When Barczak, owner of NTG, acquired the Rosebud and the Times in 2012, both cinemas required only minor renovation before reopening their doors to the public. But their latest undertaking is a much bigger project: The Avalon Theater in Bay View.
Purchased by Barczak in 2005, the Avalon was once one of five atmospheric theater palaces in Milwaukee. Now it stands alone.
“You were supposed to feel like you were in a totally different environment from the rest of your life,” Brannan said. Especially in the 1930s, at a time when economic hardship pervaded, atmospheric theaters offered a much needed respite from daily life
Designed as a villa, the auditorium was originally a blend of Spanish and Mediterranean fantasies. Vibrant foliage and handcrafted mosaic tiles, coupled with rich velvet drapery, columns, arches, and golden goddesses — all this from the hand of Russell Barr Williamson, a well-known Milwaukee architect who also designed the Eagle’s Club.
Ask anyone what really made the Avalon special and you’ll find the answer is the same: The stars, tiny low-wattage lights dotted across the ceiling, mimicking the twinkling of stars in the night sky. It was easy forget the world outside.
“That’s the one thing everybody talks about,” Brannan said. “Whenever Lee tells the story about how he bought the theater, everyone’s first question is, ‘Are you going to have stars?’”
The theater was originally commissioned by Jack Silliman. Silliman, an established owner of several other theaters, including the Downer, dreamed of opening a cinema on the South Side, one that could top the Modjeska on Mitchell Street.
The project started in 1926, but lost funding merely a year later, and the unfinished structure sat dormant for several years. uring the hiatus, films with sound became more commercially practical. Once it finally opened in 1929, the Avalon became the first theater in Milwaukee with the ability to show talkies.
Since its opening, the theater has been through many changes. In the 1940s, the theater was struck by lightning, destroying the front façade and the vertical sign. The 1960s brought more renovations to the theatre, briefly renamed the Garden. The cinema went from Art Deco to Day-Glo, with neon flowers painted on the walls and set aglow by black lights.

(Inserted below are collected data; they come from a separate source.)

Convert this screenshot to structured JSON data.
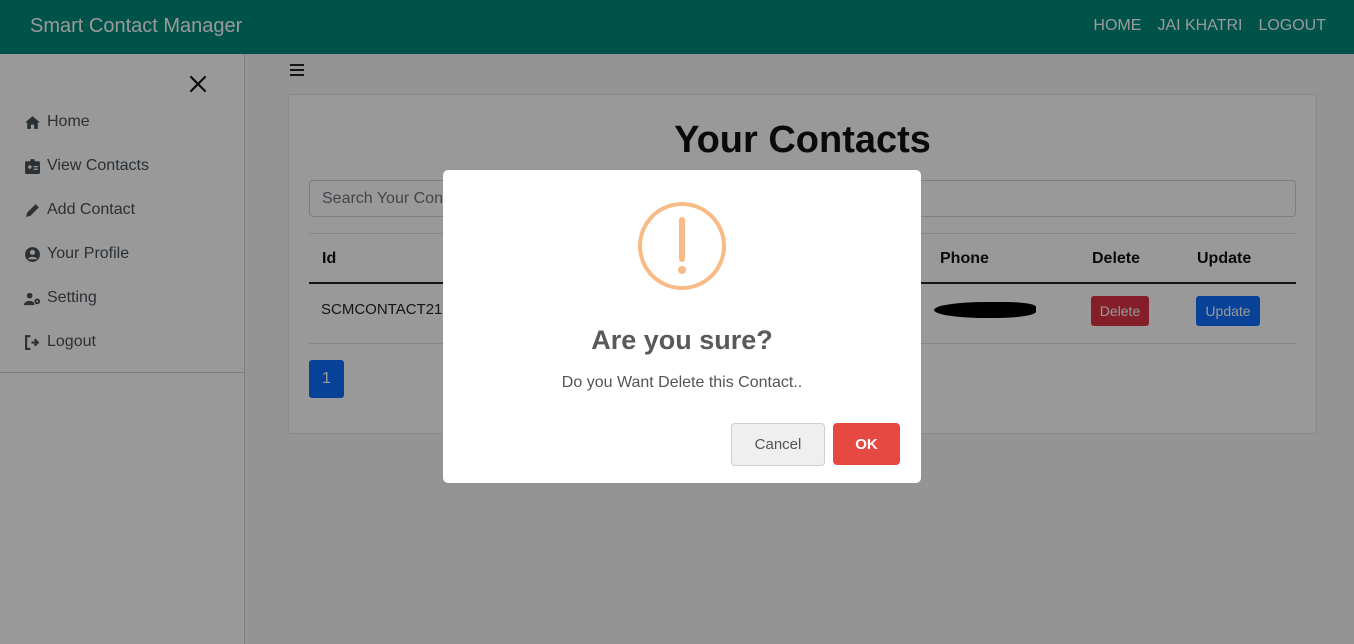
{
  "navbar": {
    "brand": "Smart Contact Manager",
    "links": [
      "HOME",
      "JAI KHATRI",
      "LOGOUT"
    ]
  },
  "sidebar": {
    "items": [
      {
        "label": "Home",
        "icon": "home-icon"
      },
      {
        "label": "View Contacts",
        "icon": "id-badge-icon"
      },
      {
        "label": "Add Contact",
        "icon": "pencil-icon"
      },
      {
        "label": "Your Profile",
        "icon": "user-circle-icon"
      },
      {
        "label": "Setting",
        "icon": "user-cog-icon"
      },
      {
        "label": "Logout",
        "icon": "sign-out-icon"
      }
    ]
  },
  "main": {
    "title": "Your Contacts",
    "search_placeholder": "Search Your Contacts",
    "table": {
      "headers": [
        "Id",
        "Phone",
        "Delete",
        "Update"
      ],
      "rows": [
        {
          "id": "SCMCONTACT21",
          "delete": "Delete",
          "update": "Update"
        }
      ]
    },
    "pagination": [
      "1"
    ]
  },
  "dialog": {
    "title": "Are you sure?",
    "text": "Do you Want Delete this Contact..",
    "cancel": "Cancel",
    "ok": "OK"
  },
  "colors": {
    "navbar": "#008b7b",
    "danger": "#dc3545",
    "primary": "#0d6efd",
    "warning_icon": "#f8bb86",
    "ok_button": "#e64942"
  }
}
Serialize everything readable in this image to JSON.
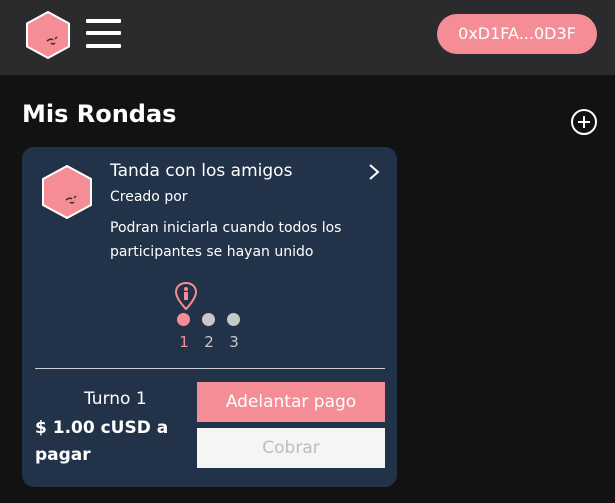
{
  "header": {
    "wallet_address": "0xD1FA...0D3F"
  },
  "page": {
    "title": "Mis Rondas"
  },
  "round_card": {
    "title": "Tanda con los amigos",
    "created_by": "Creado por",
    "description": "Podran iniciarla cuando todos los participantes se hayan unido",
    "participants": [
      {
        "number": "1",
        "active": true
      },
      {
        "number": "2",
        "active": false
      },
      {
        "number": "3",
        "active": false
      }
    ],
    "turn_label": "Turno 1",
    "amount_label": "$ 1.00 cUSD a pagar",
    "advance_button": "Adelantar pago",
    "collect_button": "Cobrar"
  },
  "colors": {
    "accent": "#f58d96",
    "card_bg": "#223248",
    "header_bg": "#2b2b2d",
    "page_bg": "#121212",
    "dot_inactive": "#c8c8c8"
  },
  "icons": {
    "logo": "hexagon-logo-icon",
    "menu": "hamburger-menu-icon",
    "add": "plus-circle-icon",
    "chevron": "chevron-right-icon",
    "marker": "person-marker-icon"
  }
}
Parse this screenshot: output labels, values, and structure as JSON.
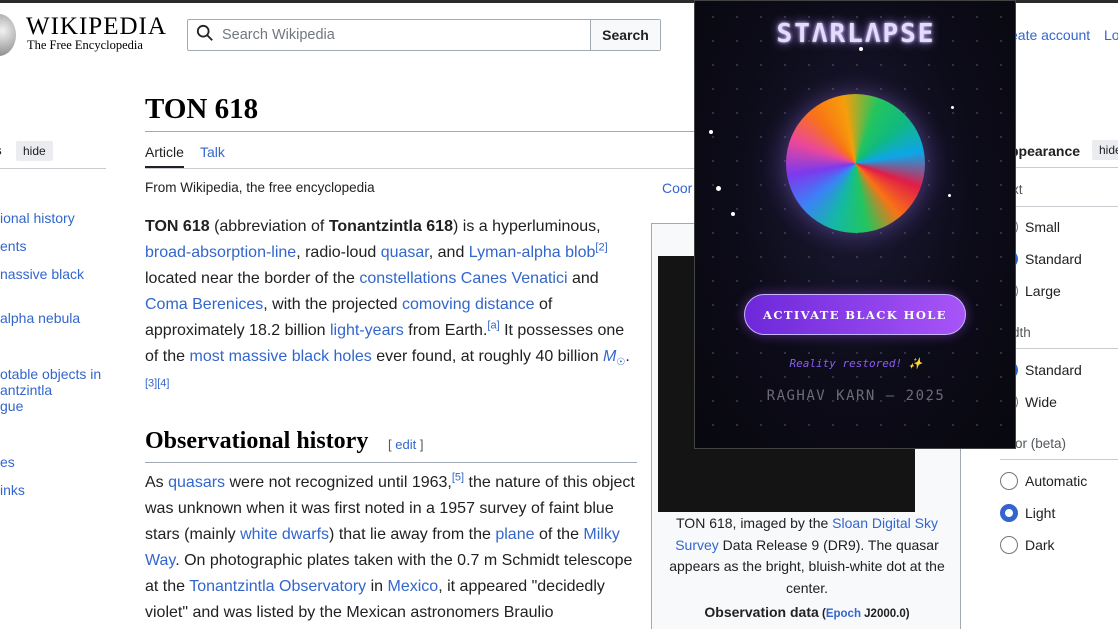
{
  "header": {
    "wordmark": "WIKIPEDIA",
    "tagline": "The Free Encyclopedia",
    "search_placeholder": "Search Wikipedia",
    "search_button": "Search",
    "create_account": "eate account",
    "login": "Lo"
  },
  "toc": {
    "heading": "s",
    "hide": "hide",
    "items": [
      "ional history",
      "ents",
      "nassive black",
      "alpha nebula",
      "otable objects in",
      "antzintla",
      "gue",
      "es",
      "inks"
    ]
  },
  "article": {
    "title": "TON 618",
    "tab_article": "Article",
    "tab_talk": "Talk",
    "from": "From Wikipedia, the free encyclopedia",
    "coordinates": "Coor",
    "p1": {
      "name": "TON 618",
      "t1": " (abbreviation of ",
      "name2": "Tonantzintla 618",
      "t2": ") is a hyperluminous, ",
      "l1": "broad-absorption-line",
      "t3": ", radio-loud ",
      "l2": "quasar",
      "t4": ", and ",
      "l3": "Lyman-alpha blob",
      "r1": "[2]",
      "t5": " located near the border of the ",
      "l4": "constellations",
      "t6": " ",
      "l5": "Canes Venatici",
      "t7": " and ",
      "l6": "Coma Berenices",
      "t8": ", with the projected ",
      "l7": "comoving distance",
      "t9": " of approximately 18.2 billion ",
      "l8": "light-years",
      "t10": " from Earth.",
      "r2": "[a]",
      "t11": " It possesses one of the ",
      "l9": "most massive black holes",
      "t12": " ever found, at roughly 40 billion ",
      "unit": "M",
      "unit_sub": "☉",
      "t13": ".",
      "r3": "[3][4]"
    },
    "h2": "Observational history",
    "h2_edit": "edit",
    "p2": {
      "t1": "As ",
      "l1": "quasars",
      "t2": " were not recognized until 1963,",
      "r1": "[5]",
      "t3": " the nature of this object was unknown when it was first noted in a 1957 survey of faint blue stars (mainly ",
      "l2": "white dwarfs",
      "t4": ") that lie away from the ",
      "l3": "plane",
      "t5": " of the ",
      "l4": "Milky Way",
      "t6": ". On photographic plates taken with the 0.7 m Schmidt telescope at the ",
      "l5": "Tonantzintla Observatory",
      "t7": " in ",
      "l6": "Mexico",
      "t8": ", it appeared \"decidedly violet\" and was listed by the Mexican astronomers Braulio"
    }
  },
  "infobox": {
    "caption_t1": "TON 618, imaged by the ",
    "caption_l1": "Sloan Digital Sky Survey",
    "caption_t2": " Data Release 9 (DR9). The quasar appears as the bright, bluish-white dot at the center.",
    "obs_label": "Observation data",
    "obs_open": " (",
    "obs_epoch": "Epoch",
    "obs_rest": " J2000.0)"
  },
  "appearance": {
    "heading": "ppearance",
    "hide": "hide",
    "text_label": "xt",
    "text_options": [
      "Small",
      "Standard",
      "Large"
    ],
    "text_selected": "Standard",
    "width_label": "dth",
    "width_options": [
      "Standard",
      "Wide"
    ],
    "color_label": "lor (beta)",
    "color_options": [
      "Automatic",
      "Light",
      "Dark"
    ],
    "color_selected": "Light"
  },
  "overlay": {
    "title": "STΛRLΛPSE",
    "button": "ACTIVATE BLACK HOLE",
    "status": "Reality restored! ✨",
    "credit": "RAGHAV KARN — 2025"
  }
}
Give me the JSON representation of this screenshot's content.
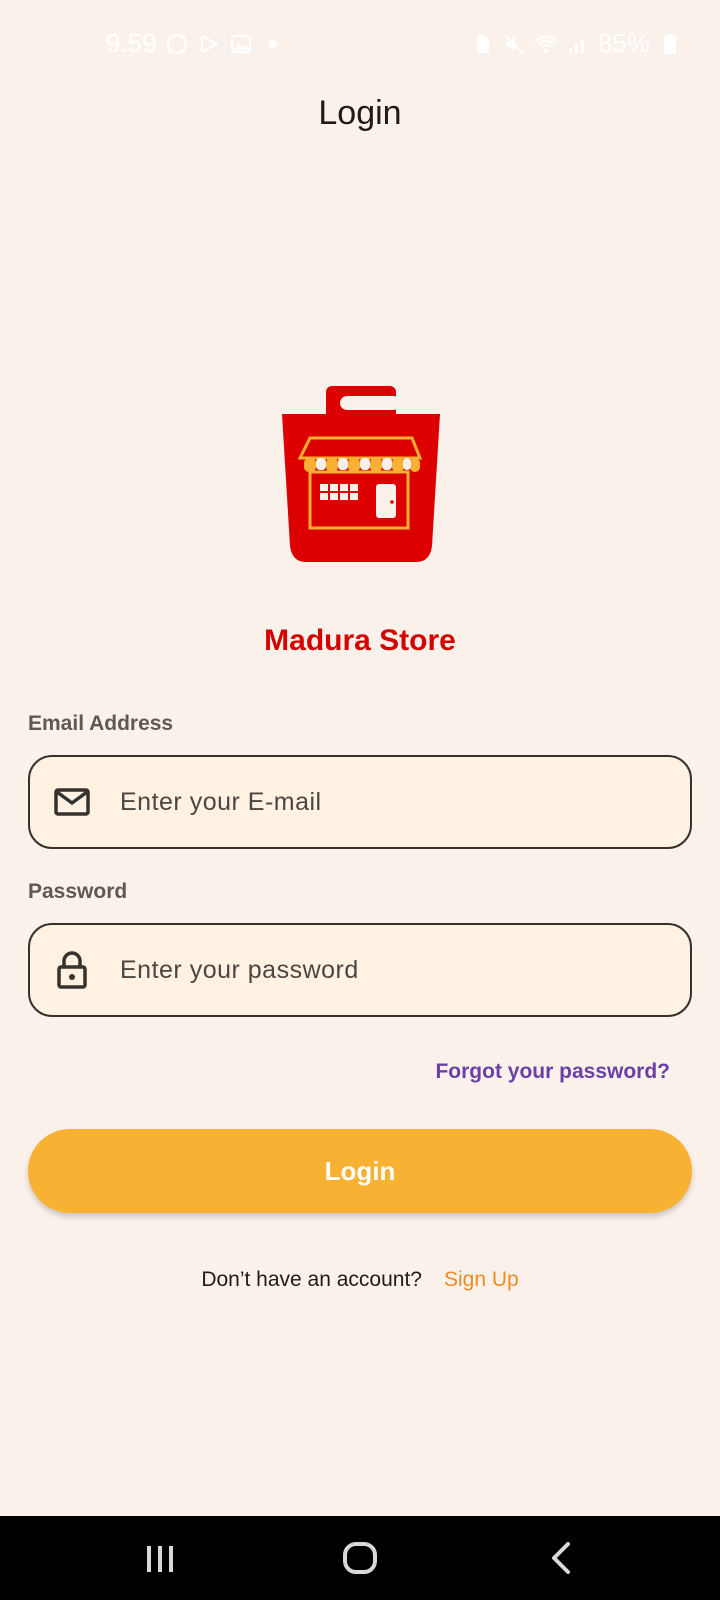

The Avalon was most recently used as a second-run discount cinema when the theater shut its doors for good in 2000, floundering against the competition of the multiplexes. But now, NTG is determined to honor the Avalon’s past while making the theater a staple for the neighborhood’s future.
“The restoration has been a labor of love,” said Brannan. “I think history will show that Neighborhood Theater Group has put more thought, effort, and creativity into the Avalon Theater than anyone since the original developers.”
Renovations include revamping the original 1930s Mediterranean villa setting of the auditorium, leather theater seats, and a new 25-foot vertical sign for the front façade. The group will also be adding a bar and lounge, which as Brannan said could just become the place-to-be-seen in Bay View.
As for the stars, even newcomers will be delighted to know they will shine again.
“The new stars in the atmospheric auditorium are unlike anything previous guests have seen,” Brannan said. “They are now 1,200 fiber optic sparkling stars positioned to look exactly like the summer sky over Granada, Spain.”
Even though opening has taken longer than expected, NTG hopes to put on a soft opening sometime in 2014.
“We have been guilty of being too optimistic with regard to our opening date,” Brannan said, “but we appreciate the patience the community has shown us. Our promise: It will be worth the wait.”